Incidente all'Infernetto, l'investitore al Gip: "Forse correvo troppo. Non ho visto Mattia e i suoi amici"

Il 22enne geometra accusato di omicidio stradale: "Non faccio uso di droga e non stavo guardando il cellulare"

"Forse correvo troppo, non li ho visti, ho cercato di evitarli ma non ci sono riuscito". Avrebbe detto così al gip, il ragazzo di 22 anni che la sera dell'8 giugno scorso ha investito e ucciso Mattia Roperto, 14anni, in via Francesco Cilea nella zona dell'Infernetto. 

Il 22enne geometra, nella giornata di venerdì è stato sottoposto all’interrogatorio di convalida e garanzia dal gip. Davanti al giudice ha negato di essere un consumatore di droghe, anche se è risultato positivo ad un primo test tossicologico.

"Non faccio uso di droga e non stavo guardando il cellulare – ha detto Costantino – Non ho visto quel gruppo di ragazzini e me li sono trovati davanti all'ultimo momento".

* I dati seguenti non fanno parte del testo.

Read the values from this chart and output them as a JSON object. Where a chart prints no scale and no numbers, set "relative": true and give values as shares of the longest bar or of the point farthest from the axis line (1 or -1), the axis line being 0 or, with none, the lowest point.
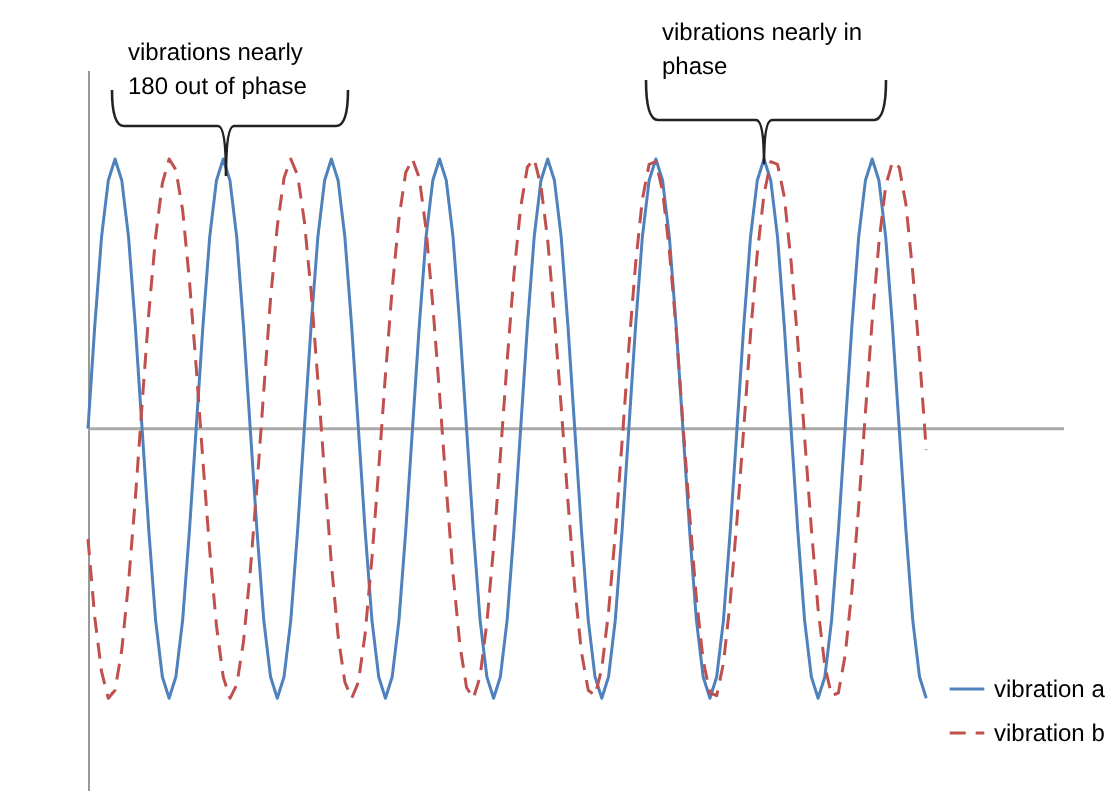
{
  "chart_data": {
    "type": "line",
    "relative": true,
    "legend": "bottom right",
    "grid": false,
    "marker": "none",
    "categories": [
      null,
      null,
      null,
      null,
      null,
      null,
      null,
      null,
      null,
      null,
      null,
      null,
      null,
      null,
      null,
      null,
      null,
      null,
      null,
      null,
      null,
      null,
      null,
      null,
      null,
      null,
      null,
      null,
      null,
      null,
      null,
      null,
      null,
      null,
      null,
      null,
      null,
      null,
      null,
      null,
      null,
      null,
      null,
      null,
      null,
      null,
      null,
      null,
      null,
      null,
      null,
      null,
      null,
      null,
      null,
      null,
      null,
      null,
      null,
      null,
      null,
      null,
      null,
      null,
      null,
      null,
      null,
      null,
      null,
      null,
      null,
      null,
      null,
      null,
      null,
      null,
      null,
      null,
      null,
      null,
      null,
      null,
      null,
      null,
      null,
      null,
      null,
      null,
      null,
      null,
      null,
      null,
      null,
      null,
      null,
      null,
      null,
      null,
      null,
      null,
      null,
      null,
      null,
      null,
      null,
      null,
      null,
      null,
      null,
      null,
      null,
      null,
      null,
      null,
      null,
      null,
      null,
      null,
      null,
      null,
      null,
      null,
      null,
      null,
      null
    ],
    "series": [
      {
        "name": "vibration a",
        "color": "#4f81bd",
        "line_style": "solid",
        "values": [
          0,
          0.38,
          0.71,
          0.92,
          1,
          0.92,
          0.71,
          0.38,
          0,
          -0.38,
          -0.71,
          -0.92,
          -1,
          -0.92,
          -0.71,
          -0.38,
          0,
          0.38,
          0.71,
          0.92,
          1,
          0.92,
          0.71,
          0.38,
          0,
          -0.38,
          -0.71,
          -0.92,
          -1,
          -0.92,
          -0.71,
          -0.38,
          0,
          0.38,
          0.71,
          0.92,
          1,
          0.92,
          0.71,
          0.38,
          0,
          -0.38,
          -0.71,
          -0.92,
          -1,
          -0.92,
          -0.71,
          -0.38,
          0,
          0.38,
          0.71,
          0.92,
          1,
          0.92,
          0.71,
          0.38,
          0,
          -0.38,
          -0.71,
          -0.92,
          -1,
          -0.92,
          -0.71,
          -0.38,
          0,
          0.38,
          0.71,
          0.92,
          1,
          0.92,
          0.71,
          0.38,
          0,
          -0.38,
          -0.71,
          -0.92,
          -1,
          -0.92,
          -0.71,
          -0.38,
          0,
          0.38,
          0.71,
          0.92,
          1,
          0.92,
          0.71,
          0.38,
          0,
          -0.38,
          -0.71,
          -0.92,
          -1,
          -0.92,
          -0.71,
          -0.38,
          0,
          0.38,
          0.71,
          0.92,
          1,
          0.92,
          0.71,
          0.38,
          0,
          -0.38,
          -0.71,
          -0.92,
          -1,
          -0.92,
          -0.71,
          -0.38,
          0,
          0.38,
          0.71,
          0.92,
          1,
          0.92,
          0.71,
          0.38,
          0,
          -0.38,
          -0.71,
          -0.92,
          -1
        ]
      },
      {
        "name": "vibration b",
        "color": "#c0504d",
        "line_style": "dashed",
        "values": [
          -0.41,
          -0.7,
          -0.9,
          -1,
          -0.97,
          -0.82,
          -0.57,
          -0.26,
          0.09,
          0.43,
          0.71,
          0.91,
          1,
          0.96,
          0.81,
          0.55,
          0.23,
          -0.12,
          -0.45,
          -0.73,
          -0.92,
          -1,
          -0.95,
          -0.79,
          -0.53,
          -0.21,
          0.14,
          0.48,
          0.75,
          0.93,
          1,
          0.94,
          0.77,
          0.51,
          0.18,
          -0.17,
          -0.5,
          -0.77,
          -0.94,
          -1,
          -0.94,
          -0.76,
          -0.48,
          -0.15,
          0.2,
          0.52,
          0.78,
          0.95,
          1,
          0.93,
          0.74,
          0.46,
          0.13,
          -0.22,
          -0.54,
          -0.8,
          -0.96,
          -1,
          -0.92,
          -0.72,
          -0.44,
          -0.1,
          0.25,
          0.57,
          0.82,
          0.97,
          1,
          0.9,
          0.7,
          0.41,
          0.08,
          -0.27,
          -0.59,
          -0.83,
          -0.97,
          -0.99,
          -0.89,
          -0.68,
          -0.39,
          -0.05,
          0.3,
          0.61,
          0.85,
          0.98,
          0.99,
          0.88,
          0.66,
          0.37,
          0.02,
          -0.32,
          -0.63,
          -0.86,
          -0.98,
          -0.99,
          -0.87,
          -0.64,
          -0.34,
          0,
          0.35,
          0.65,
          0.87,
          0.99,
          0.98,
          0.86,
          0.62,
          0.32,
          -0.03,
          -0.37,
          -0.67,
          -0.88,
          -0.99,
          -0.98,
          -0.84,
          -0.6,
          -0.29,
          0.06,
          0.4,
          0.69,
          0.9,
          0.99,
          0.97,
          0.83,
          0.58,
          0.27,
          -0.08
        ]
      }
    ],
    "annotations": [
      "vibrations nearly 180 out of phase",
      "vibrations nearly in phase"
    ]
  }
}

Il Pm Andrea Cusani ha chiesto la convalida dell'arresto e la misura dei domiciliari. Il gip si è riservato di decidere al termine dell'atto istruttorio. Nel frattempo proseguono le indagini sul tragico investimento. Il cellulare del 22enne al volante è stato sequestrato

Secondo fino ad ora ricostruito, il gruppetto di amici di Mattia Roperto (sette ragazzi) era uscito per festeggiare la fine della scuola e si stava dirigendo da un comprensorio all'altro di villette a schiera. Un percorso che hanno fatto tantissime volte.

Al momento dello schianto Mattia stava attraversando con due amici che sono riusciti a schivare l'auto guidata dal 22enne. Mattia Roperto, invece ,non ha fatto in tempo ed è stato centrato in pieno morendo sul colpo.